If the government is serious about wanting American consumers to buy more fuel-efficient automobiles, as well as keeping Detroit alive and breathing, it should expand its idea of stimulus to include extra tax breaks for ad expenditures. That would give the auto industry the financial incentive to promote its crop of green cars about to come to market, as well as fund a more general "Buy Detroit" campaign. But even with government incentives, ad money would have to go where it would be most effective.
As economist Amar Bhide told Maria Bartiromo in BusinessWeek, people "just think of consumption as one big lump of stuff. In fact, it's a whole bunch of things, some of which are good for the economy in the long run and some of which are less good. So I think we'll see a cutback in the kind of things people consider dispensable. They may eat out less. They might not trade up to a larger home. But history suggests there will be no cutbacks in the consumption of the kinds of new technologies and products that ultimately make the economy grow."
What that means is that consumers aren't pulling back on things that can save them money -- not only trading down to generic brands but trading up to better-built products that conserve energy and don't waste product.

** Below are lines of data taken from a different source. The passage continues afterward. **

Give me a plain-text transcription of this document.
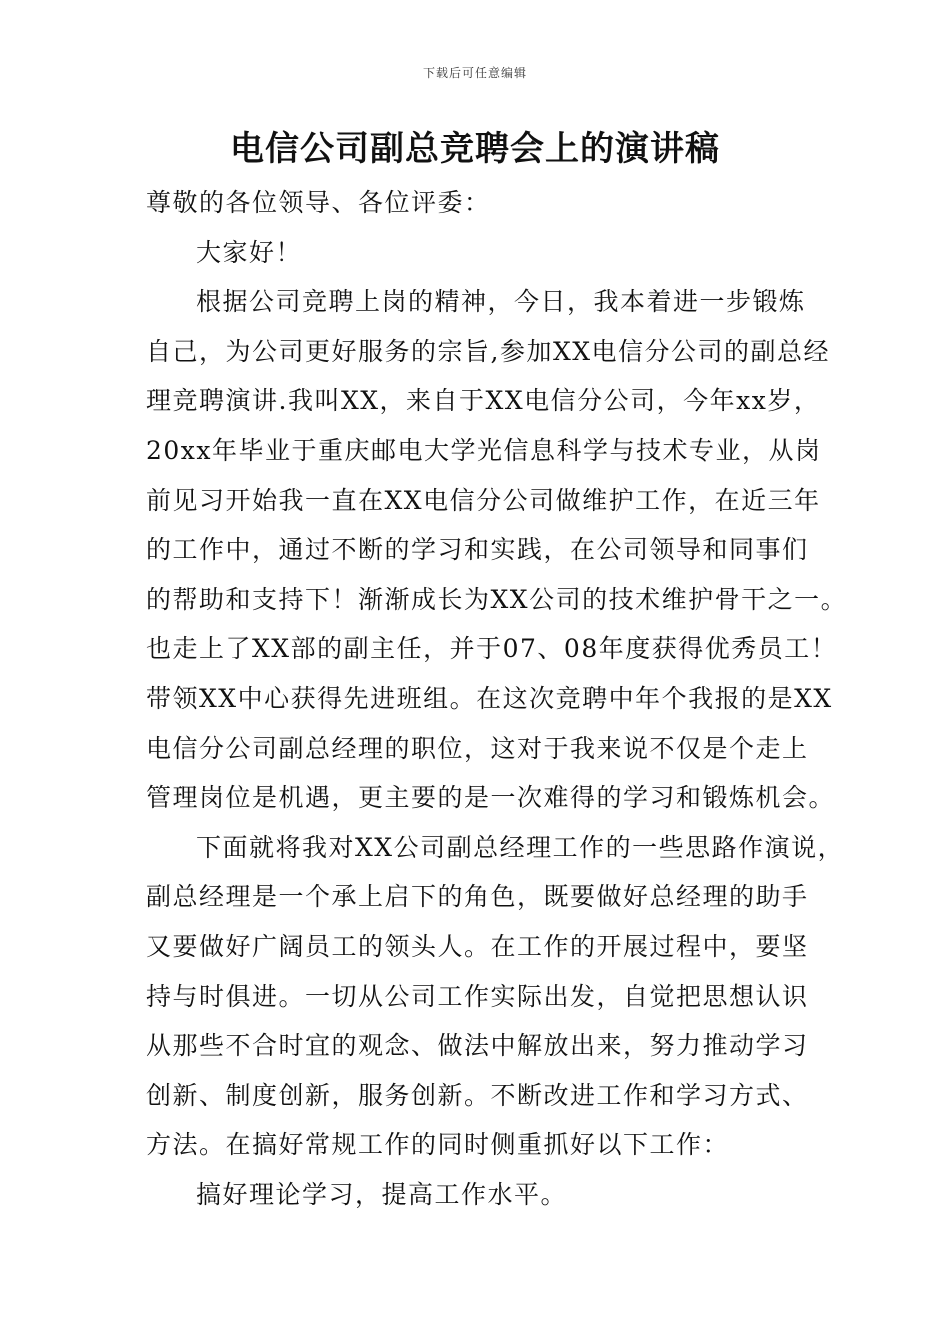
下载后可任意编辑
电信公司副总竞聘会上的演讲稿
尊敬的各位领导、各位评委：
大家好！
根据公司竞聘上岗的精神，今日，我本着进一步锻炼
自己，为公司更好服务的宗旨,参加XX电信分公司的副总经
理竞聘演讲.我叫XX，来自于XX电信分公司，今年xx岁，
20xx年毕业于重庆邮电大学光信息科学与技术专业，从岗
前见习开始我一直在XX电信分公司做维护工作，在近三年
的工作中，通过不断的学习和实践，在公司领导和同事们
的帮助和支持下！渐渐成长为XX公司的技术维护骨干之一。
也走上了XX部的副主任，并于07、08年度获得优秀员工！
带领XX中心获得先进班组。在这次竞聘中年个我报的是XX
电信分公司副总经理的职位，这对于我来说不仅是个走上
管理岗位是机遇，更主要的是一次难得的学习和锻炼机会。
下面就将我对XX公司副总经理工作的一些思路作演说，
副总经理是一个承上启下的角色，既要做好总经理的助手
又要做好广阔员工的领头人。在工作的开展过程中，要坚
持与时俱进。一切从公司工作实际出发，自觉把思想认识
从那些不合时宜的观念、做法中解放出来，努力推动学习
创新、制度创新，服务创新。不断改进工作和学习方式、
方法。在搞好常规工作的同时侧重抓好以下工作：
搞好理论学习，提高工作水平。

Single-serving coffee makers are one example.
Over the holidays, I talked to a guy who runs a big telecommunications company, and he said his company was cutting back pretty drastically on advertising because he didn't believe consumers were in the mood to buy anything.
But if marketers can show that their products can save money, cut down on stress and help people conduct their lives more efficiently, consumers will invest their money.
The big question, as The Wall Street Journal put it the other day, is whether personal savings -- now on the uptick as consumers cut back on expenditures -- will grow to such an extent that it will dampen consumption and growth.
That's where the right mix of products and promotion comes in, and encouragement from Uncle Sam can keep ad expenditures flowing when we need them most.